WladimirSidorenko / SentiLex

Sentiment Lexicon Generation Suite
MIT License
15 stars 4 forks source link
embeddings nlp opinion-mining sentiment-analysis sentiment-lexicons

Sentiment Lexicon Generation Suite

License: MIT

This project provides executable files and scripts for generating sentiment lexicons from GermaNet (a German equivalent of the English WordNet), raw text corpora, and neural word embeddings.

Building

For generating a sentiment lexcion from pre-trained word embeddings, you first need to compile the C++ code by running the following commands (please note that the build requires the Armadillo library to be installed):

cd build/
cmake ../
make

Afterwards, an executable called vec2dic wil apper in the subdirectory bin.

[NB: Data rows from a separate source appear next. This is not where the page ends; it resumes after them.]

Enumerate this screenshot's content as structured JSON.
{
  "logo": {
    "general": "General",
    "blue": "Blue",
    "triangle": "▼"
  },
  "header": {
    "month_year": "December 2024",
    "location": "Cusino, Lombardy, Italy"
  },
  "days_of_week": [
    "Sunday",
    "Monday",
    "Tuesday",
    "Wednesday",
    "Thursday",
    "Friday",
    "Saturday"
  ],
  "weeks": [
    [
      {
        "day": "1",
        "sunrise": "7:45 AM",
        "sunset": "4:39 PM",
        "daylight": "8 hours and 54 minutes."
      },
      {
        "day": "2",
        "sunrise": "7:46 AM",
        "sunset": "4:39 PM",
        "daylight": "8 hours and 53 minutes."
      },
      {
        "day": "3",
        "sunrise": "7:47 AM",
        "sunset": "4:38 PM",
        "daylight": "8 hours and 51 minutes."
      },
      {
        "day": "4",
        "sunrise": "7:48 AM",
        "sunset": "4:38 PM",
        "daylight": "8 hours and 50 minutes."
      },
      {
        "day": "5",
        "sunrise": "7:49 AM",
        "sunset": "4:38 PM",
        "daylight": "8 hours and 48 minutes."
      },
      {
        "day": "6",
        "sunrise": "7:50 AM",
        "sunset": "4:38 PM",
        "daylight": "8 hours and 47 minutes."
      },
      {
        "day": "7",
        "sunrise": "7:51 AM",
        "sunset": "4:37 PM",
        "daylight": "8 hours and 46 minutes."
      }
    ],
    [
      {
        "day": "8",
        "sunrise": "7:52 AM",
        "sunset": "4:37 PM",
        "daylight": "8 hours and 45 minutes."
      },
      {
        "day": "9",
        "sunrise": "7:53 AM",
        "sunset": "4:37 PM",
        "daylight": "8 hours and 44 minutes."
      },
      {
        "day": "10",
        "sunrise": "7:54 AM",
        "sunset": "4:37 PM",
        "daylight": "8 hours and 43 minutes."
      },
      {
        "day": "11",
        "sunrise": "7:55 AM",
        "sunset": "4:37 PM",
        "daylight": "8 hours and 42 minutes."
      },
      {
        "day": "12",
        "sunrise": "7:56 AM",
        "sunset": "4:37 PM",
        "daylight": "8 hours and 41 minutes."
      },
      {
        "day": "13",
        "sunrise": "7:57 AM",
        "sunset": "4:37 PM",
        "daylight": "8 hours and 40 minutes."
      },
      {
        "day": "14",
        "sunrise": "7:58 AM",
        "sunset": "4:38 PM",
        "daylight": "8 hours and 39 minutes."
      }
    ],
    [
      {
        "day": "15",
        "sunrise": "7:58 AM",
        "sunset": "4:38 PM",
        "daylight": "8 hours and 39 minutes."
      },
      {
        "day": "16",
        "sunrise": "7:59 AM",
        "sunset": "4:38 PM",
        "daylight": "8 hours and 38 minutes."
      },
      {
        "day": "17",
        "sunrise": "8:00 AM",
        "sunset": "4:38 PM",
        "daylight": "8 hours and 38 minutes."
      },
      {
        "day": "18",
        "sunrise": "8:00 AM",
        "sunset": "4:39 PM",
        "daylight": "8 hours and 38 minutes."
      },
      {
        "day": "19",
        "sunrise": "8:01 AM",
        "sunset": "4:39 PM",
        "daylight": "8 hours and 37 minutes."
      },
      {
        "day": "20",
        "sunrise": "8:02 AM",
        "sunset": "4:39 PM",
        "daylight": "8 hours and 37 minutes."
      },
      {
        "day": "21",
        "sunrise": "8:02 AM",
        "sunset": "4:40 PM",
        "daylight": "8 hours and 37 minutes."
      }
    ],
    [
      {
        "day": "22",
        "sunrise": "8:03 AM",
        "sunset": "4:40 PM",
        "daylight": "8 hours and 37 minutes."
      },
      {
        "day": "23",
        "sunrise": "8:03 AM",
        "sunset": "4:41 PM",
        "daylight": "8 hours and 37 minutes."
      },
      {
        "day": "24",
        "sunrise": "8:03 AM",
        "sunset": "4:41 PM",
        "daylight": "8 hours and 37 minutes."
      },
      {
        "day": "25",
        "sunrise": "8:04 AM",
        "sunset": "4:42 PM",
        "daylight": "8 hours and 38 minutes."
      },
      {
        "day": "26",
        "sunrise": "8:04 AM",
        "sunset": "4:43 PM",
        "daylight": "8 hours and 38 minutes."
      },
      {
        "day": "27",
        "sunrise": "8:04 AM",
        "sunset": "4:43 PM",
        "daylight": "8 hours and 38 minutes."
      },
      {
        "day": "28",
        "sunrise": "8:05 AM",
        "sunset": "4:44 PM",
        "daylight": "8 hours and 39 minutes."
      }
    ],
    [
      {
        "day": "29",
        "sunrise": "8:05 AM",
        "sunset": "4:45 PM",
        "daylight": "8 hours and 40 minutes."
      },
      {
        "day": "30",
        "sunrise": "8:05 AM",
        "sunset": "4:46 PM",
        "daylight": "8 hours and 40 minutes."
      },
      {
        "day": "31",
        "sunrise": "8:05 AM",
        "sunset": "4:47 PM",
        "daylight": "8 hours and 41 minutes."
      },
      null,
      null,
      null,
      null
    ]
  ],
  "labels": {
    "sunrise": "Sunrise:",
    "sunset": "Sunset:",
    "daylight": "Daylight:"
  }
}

You can exectute this file by envoking:

./bin/vec2dic [OPTIONS] --type=TYPE VECTOR_FILE SEED_FILE

where the TYPE argument (an integer from zero to three) will determine the algorithm to use for inducing a sentiment lexicon, VECTORE_FILE denotes a path to a text file with pre-trained word2vec embeddings (note that the file should be in the raw text format with space separated values), and SEED_FILE. We currently support the following types of algorithms:

Examples

In addition to the C++ executables, we also provide several reimplementations of popular alternative approaches which generate sentiment lexcions from lexical taxonomies (e.g., GermaNet) or raw unlabeled text corpora. Please note that in order to use dictionary-based methods, you need to download GermaNet, which is not included here by default due to license restrictions, and place its files in the directory data/GermaNet_v9.0/. For corpus-based algorithms, you need to provide a pre-lemmatized corpus in the format similar to the one used in data/snapshot_corpus_data/example.txt. Alternatively, for the method of Takamura et al. (2005), you need to provide a list of coordinately conjoined pairs similar to the one provided in data/corpus/cc_light.txt.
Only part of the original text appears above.